Homeland Security chief proposes screening of customer data

Suggestion could be viewed as “anti-privacy,” Michael Chertoff acknowledges.

The secretary of the Homeland Security Department on Tuesday proposed a screening system that would require companies to retain information about their customers but only require them to surrender information filtered by software.

"One of the proposals that was floated and shot down before I got here was screening for protection," Secretary Michael Chertoff said in answering a question posed by a member of the department's privacy committee.

"Instead of the government retaining data, and collecting it, we would screen against the data, [using a] civilian name, pinging it against a private database and then having the private data holder who has it anyway say 'yea' or 'nay, 'red flag' or 'green flag.' ... That might be a model for some kind of data-retention issue."

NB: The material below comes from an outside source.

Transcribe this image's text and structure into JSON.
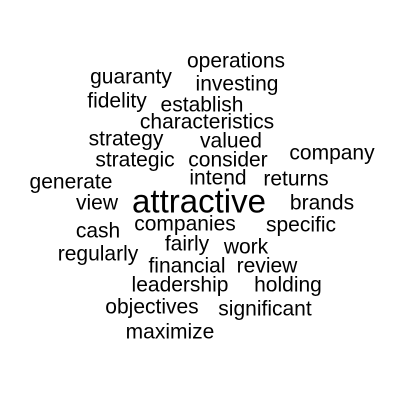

Chertoff spoke at a meeting of the Data Privacy and Integrity Advisory Committee, a group of government executives and private-sector volunteers who meet regularly to formulate Homeland Security's privacy policies. His was answering a question from committee member Jim Harper, the information policy studies director at the Cato Institute.

FBI Director Robert Mueller addressed the issue in January at the annual World Economic Forum in Davos, Switzerland. The Financial Times reported that Mueller said, "There can be standardized regulations and rules relating to data retention and secondly a mechanism for the swift exchange of information."

The European Union in December enacted a directive that requires all EU nations to require telecommunications companies to save certain call records and Internet logs for up to two years, and to make them available to law enforcers. The new law must be implemented within the next year-and-a-half.

Chertoff acknowledged that some might view his suggestion as "anti-privacy." But he argued that such proposals should be vetted more thoroughly for their trade-offs before they are dismissed.

"It's too easy to say something is pro-privacy or anti-privacy. ... Some of these are simply trade-offs on different elements of privacy," he said.